Verituner

Michael Gamble michael@gambles.fsnet.co.uk
Tue, 10 Feb 2004 21:52:58 -0000


Hello all
Stephane said: "What I found most interesting in Verituner is that it lets
YOU decide what
is a good tuning.  If you are not 100% satisfied with the tuning (style) the
device achieved, you can put in your own parameters to make the tuning match
your delicate ear.  Interactive keeps a man awake."
I say: If you rely on an external device your tuning ear will eventually
fall into a state of disuetude and suddenly you won't be able to tune
without a device at all. This is why I only use the CTS-5 to "help" lay the
bearings in just one 8ve. Then I turn it off and finish the job by ear. I
have yet to have a call-back on my tunings.
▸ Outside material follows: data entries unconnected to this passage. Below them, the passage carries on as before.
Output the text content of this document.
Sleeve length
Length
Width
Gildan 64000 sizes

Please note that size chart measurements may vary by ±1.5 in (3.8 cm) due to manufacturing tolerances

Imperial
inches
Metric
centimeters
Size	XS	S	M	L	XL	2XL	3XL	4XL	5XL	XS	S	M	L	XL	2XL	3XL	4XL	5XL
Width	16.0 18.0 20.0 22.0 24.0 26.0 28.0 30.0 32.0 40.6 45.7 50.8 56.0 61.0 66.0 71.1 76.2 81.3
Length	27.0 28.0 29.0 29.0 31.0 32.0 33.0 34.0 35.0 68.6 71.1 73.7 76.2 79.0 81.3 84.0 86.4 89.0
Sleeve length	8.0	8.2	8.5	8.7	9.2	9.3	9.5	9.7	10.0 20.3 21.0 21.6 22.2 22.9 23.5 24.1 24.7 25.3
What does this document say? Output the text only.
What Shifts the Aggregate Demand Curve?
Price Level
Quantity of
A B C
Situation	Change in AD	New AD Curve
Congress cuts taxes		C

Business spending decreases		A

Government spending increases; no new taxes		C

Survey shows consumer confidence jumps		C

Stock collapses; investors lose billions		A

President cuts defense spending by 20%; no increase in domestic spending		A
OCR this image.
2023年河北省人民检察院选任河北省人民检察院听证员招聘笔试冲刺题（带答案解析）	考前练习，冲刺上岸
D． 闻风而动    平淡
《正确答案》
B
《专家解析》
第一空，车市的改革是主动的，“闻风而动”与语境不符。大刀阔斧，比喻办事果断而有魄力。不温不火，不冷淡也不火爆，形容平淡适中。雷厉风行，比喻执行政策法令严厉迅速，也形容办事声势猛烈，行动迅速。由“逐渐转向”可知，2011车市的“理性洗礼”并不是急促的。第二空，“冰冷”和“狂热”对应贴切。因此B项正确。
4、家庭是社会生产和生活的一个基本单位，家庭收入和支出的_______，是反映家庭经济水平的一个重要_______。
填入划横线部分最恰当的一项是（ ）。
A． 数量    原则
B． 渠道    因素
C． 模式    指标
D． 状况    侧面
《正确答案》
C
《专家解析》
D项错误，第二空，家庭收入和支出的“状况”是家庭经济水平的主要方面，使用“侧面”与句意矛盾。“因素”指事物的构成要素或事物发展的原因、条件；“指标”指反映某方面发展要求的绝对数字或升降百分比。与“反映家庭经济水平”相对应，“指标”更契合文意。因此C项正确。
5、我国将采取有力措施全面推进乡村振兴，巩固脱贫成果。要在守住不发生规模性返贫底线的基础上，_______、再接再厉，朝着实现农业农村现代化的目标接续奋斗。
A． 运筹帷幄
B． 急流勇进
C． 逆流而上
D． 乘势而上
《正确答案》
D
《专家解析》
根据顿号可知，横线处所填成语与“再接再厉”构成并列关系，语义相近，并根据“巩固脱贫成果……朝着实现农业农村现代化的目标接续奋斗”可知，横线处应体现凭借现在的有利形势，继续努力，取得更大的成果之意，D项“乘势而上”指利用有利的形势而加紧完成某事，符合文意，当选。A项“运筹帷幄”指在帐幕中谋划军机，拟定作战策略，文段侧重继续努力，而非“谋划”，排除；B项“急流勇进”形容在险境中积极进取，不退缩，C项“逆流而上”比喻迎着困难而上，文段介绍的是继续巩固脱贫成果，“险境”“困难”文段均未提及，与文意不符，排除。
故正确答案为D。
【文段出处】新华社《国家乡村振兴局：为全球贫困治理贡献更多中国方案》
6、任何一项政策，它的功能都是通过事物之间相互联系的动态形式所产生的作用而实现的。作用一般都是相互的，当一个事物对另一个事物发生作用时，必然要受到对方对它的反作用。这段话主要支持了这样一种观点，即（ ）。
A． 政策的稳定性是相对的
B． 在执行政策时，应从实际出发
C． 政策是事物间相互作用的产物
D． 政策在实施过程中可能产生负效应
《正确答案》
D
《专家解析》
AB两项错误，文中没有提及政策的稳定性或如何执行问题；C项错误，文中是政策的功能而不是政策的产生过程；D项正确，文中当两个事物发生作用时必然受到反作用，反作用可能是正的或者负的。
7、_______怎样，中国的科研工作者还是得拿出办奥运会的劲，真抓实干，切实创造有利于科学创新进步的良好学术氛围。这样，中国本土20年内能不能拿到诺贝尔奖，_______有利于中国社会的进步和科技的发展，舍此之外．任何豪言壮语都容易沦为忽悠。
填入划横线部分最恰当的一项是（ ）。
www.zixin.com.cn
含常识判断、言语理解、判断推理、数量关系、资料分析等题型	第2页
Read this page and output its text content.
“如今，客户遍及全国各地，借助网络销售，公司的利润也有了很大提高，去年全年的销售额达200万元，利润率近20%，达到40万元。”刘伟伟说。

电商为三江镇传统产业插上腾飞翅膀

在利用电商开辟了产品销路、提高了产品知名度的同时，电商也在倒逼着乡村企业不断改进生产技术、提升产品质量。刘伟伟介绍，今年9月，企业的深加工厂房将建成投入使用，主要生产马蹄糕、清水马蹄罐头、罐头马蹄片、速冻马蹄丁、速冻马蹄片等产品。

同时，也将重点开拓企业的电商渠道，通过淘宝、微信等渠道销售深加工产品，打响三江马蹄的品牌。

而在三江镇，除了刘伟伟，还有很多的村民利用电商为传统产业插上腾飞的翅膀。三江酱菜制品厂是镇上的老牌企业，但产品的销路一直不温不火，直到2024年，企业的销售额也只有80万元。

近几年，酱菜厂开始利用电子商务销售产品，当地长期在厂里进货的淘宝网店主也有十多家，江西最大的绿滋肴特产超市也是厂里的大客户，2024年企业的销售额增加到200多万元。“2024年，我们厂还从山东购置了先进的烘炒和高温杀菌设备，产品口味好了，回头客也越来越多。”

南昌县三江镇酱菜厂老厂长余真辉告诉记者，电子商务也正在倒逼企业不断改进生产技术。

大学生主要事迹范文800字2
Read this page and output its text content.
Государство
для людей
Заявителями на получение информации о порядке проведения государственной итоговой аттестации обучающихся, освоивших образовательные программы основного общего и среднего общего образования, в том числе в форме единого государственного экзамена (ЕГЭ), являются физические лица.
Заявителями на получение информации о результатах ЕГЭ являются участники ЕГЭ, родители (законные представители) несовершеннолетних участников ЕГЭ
Tell you what though, in some pianos the 10ths. taken between the metals and
the covered strings are not at the same beat-rate fall (when going down the
scale) as the metal-to-metal 10ths. Isn't that an oddity? It's usually the
smaller pianos where this happens - yet the 8ves are good and I wouldn't
change them to conform to the falling 10ths. Does that make sense? Example:
when I have finished laying the bearing 8ve to my satisfaction I always
slowly play the M3s all the way through the bearings - in both directions -
in order to listen to the gradual change in beat-rate. If there are any
discrepancies this is where it shows up and this is when they are corrected.
For it is on this "bearings", properly set, that the entire piano tuning -
and my un-tarnished record - stands or falls. Wrong is Wrong and Right is
Right and Wrong is No Man's Right. That's the Maxim I work to. Always. :-)
Regards from darkest night in a Sussex Downland Village.